Concerts

Le carnaval des musiciens

Pour leur concert d’ouverture, le 13 octobre dernier, les musiciens des Clefs de Saint-Pierre avaient choisi de visiter la ménagerie de Saint-Saëns. Pas moins de dix des membres du bel Orchestre du Capitole abordaient ce fameux et décalé « Carnaval des Animaux », composé en catimini par un créateur dont le sérieux constituait le fond de commerce.

Les musiciens déchaînés et leur dompteur débonnaire

Débordant du simple cadre musical, les interprètes décidaient carrément de s’investir dans le comportement animal des personnages illustrés par la partition de Saint-Saëns. Jamais peut-être cette « Fantaisie zoologique » n’aura aussi bien porté son nom. Menés à la baguette par un dompteur énergique mais bonhomme (l’acteur et récitant Christian Brazier), nos chers musiciens s’égaient sur le plateau de l’auditorium de Saint-Pierre de Cuisines. Véritablement déchaînée, l’excellente flûtiste Sandrine Tilly révèle des talents insoupçonnés de mime simiesque. Grignotant sa partition, elle provoque ses collègues, jouant les tortues en compagnie de la pianiste Anne Le Bozec, tout aussi déjantée. Le percussionniste Christophe Dewarumez, devenu lion, le contrebassiste Damien-Loup Vergne, éléphant débonnaire, le clarinettiste David Minetti, coucou obsessionnel, construisent un véritable spectacle éclaté sans pour autant sacrifier en quoi que ce soit la qualité musicale.
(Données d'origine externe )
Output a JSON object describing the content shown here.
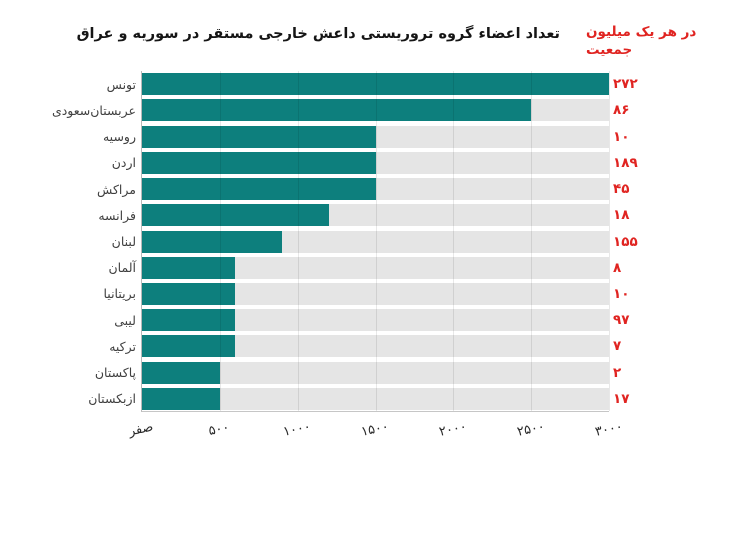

Ainsi, l’agitation se calme lors d’un aquarium magique et hypnotique, alors que la violoncelliste Sarah Iancu, devenue cygne immaculé, tient l’auditoire sous son charme. Un grand bravo au pianiste Philippe Monferran, aux violonistes Mary Randles et Olivier Amiel, à l’altiste Bruno Dubarry et à Christian Brazier, l’organisateur de cette folie festive.

Le vertige du dompteur aux prises avec la flûtiste Sandrine Tilly !

En guise de hors-d’œuvre, trois partitions du 20ème siècle étaient admirablement interprétées. L’Ouverture sur des thèmes juifs de Prokofiev alterne fatalisme, grotesque et lyrisme dans une atmosphère très « Europe centrale ». La « Technoparade », sorte de « perpetuum mobile » motorique pour flûte, clarinette et piano du jeune Guillaume Connesson, témoigne de son talent éblouissant de compositeur que les interprètes transcendent de leur virtuosité. Enfin, « L’Heure du berger » révèle un Jean Françaix étonnant, plein d’une élégance humoristique.
La 9ème saison des Clefs de Saint-Pierre s’ouvre donc sous les meilleurs auspices, ceux de musiciens en liberté.